Now that we’ve looked at the different types of tachycardias, let’s back up and look at the treatment algorithm. First, the stuff we always do. Get them on oxygen, gain vascular access, and get them on a monitor. One of the first things we want to discern is if this a wide- or narrow-complex tachycardia. If the patient is stable, get a 12-lead to discern is this wide- or narrow-complex. If it’s narrow and it’s a sinus tachycardia, look for a cause and treat the cause—simple enough. Are they hypoxic? Is it volume loss? Get a history. Find the cause of the sinus tachycardia and treat it. If it’s an SVT, is the patient stable or unstable? That really guides your therapy when you’re talking about tachycardias. Stable tachycardias get treatment, medications. Unstable tachycardias—hemodynamically unstable tachycardias—get cardioverted, period. Stable: drugs or treatment. Unstable: electricity, cardioversion. Looking at the SVT part of the algorithm, if your patient is stable, you can try vagal maneuvers (the old icepack to the eyes) or you could try medications (adenosine 0.1 mg/kg), but should this SVT cause the patient to become hemodynamically unstable, immediate synchronized cardioversion.
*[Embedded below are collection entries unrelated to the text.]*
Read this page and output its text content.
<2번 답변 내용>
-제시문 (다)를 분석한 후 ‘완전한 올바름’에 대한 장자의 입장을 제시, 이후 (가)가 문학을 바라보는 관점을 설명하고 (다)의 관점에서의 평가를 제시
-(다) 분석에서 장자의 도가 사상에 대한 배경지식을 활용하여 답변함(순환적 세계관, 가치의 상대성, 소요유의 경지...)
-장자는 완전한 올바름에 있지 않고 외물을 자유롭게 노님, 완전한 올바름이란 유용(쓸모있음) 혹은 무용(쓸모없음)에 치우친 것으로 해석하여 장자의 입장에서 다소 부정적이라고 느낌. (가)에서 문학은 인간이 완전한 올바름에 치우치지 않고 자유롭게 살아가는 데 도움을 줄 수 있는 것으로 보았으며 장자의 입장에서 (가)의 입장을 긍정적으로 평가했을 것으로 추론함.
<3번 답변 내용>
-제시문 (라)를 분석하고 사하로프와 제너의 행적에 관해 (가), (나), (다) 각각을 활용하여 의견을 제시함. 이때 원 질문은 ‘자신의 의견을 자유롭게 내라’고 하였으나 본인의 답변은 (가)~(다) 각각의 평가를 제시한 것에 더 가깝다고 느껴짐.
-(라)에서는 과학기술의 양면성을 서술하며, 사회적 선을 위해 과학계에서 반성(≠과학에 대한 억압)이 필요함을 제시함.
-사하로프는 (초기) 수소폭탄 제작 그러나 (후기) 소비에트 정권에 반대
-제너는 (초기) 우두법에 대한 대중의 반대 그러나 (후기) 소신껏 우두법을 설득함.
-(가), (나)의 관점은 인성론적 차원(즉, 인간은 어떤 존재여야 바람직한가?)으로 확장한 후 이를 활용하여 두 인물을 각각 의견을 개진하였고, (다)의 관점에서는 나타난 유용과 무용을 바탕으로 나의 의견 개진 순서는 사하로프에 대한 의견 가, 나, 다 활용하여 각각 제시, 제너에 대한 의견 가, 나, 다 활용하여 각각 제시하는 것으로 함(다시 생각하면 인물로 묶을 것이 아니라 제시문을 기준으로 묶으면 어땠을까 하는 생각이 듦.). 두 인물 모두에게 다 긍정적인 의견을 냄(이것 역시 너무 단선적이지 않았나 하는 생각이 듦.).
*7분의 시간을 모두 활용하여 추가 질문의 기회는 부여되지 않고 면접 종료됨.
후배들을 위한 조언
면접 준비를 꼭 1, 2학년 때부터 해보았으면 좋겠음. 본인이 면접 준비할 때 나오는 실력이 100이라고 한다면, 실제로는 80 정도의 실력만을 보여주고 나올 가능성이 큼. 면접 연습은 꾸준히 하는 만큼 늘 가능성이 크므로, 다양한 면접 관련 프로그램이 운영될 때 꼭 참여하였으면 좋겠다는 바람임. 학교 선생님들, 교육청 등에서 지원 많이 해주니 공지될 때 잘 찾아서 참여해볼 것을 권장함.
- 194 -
Your cardioversion dosing is half of what your defibrillation dosing would be, so you’re going to start at about 1 J/kg. Next, is this a wide-complex tachycardia? If it’s a wide-complex tachycardia and your patient is hemodynamically unstable, immediate synchronized cardioversion. Do not delay. Start at 1 J/kg and provide immediate synchronized cardioversion. If your patient has developed a wide-complex tachycardia but they’re hemodynamically stable, not showing any signs of shock (they’re stable), you’re going to use medications. You can use amiodarone 5 mg/kg infused over about 20 minutes, and you’re watching them. Make sure they remain stable. Another drug option would be procainamide 15 mg/kg over 30 to 60 minutes. Again, while you’re giving these medications, you are reassessing the patient for hemodynamic stability. Should the become unstable? Synchronized cardioversion.
This has been a review of the 2015 pediatric tachycardia algorithm. I’m Mark. Thanks for watching, and I’ll see you in the next video.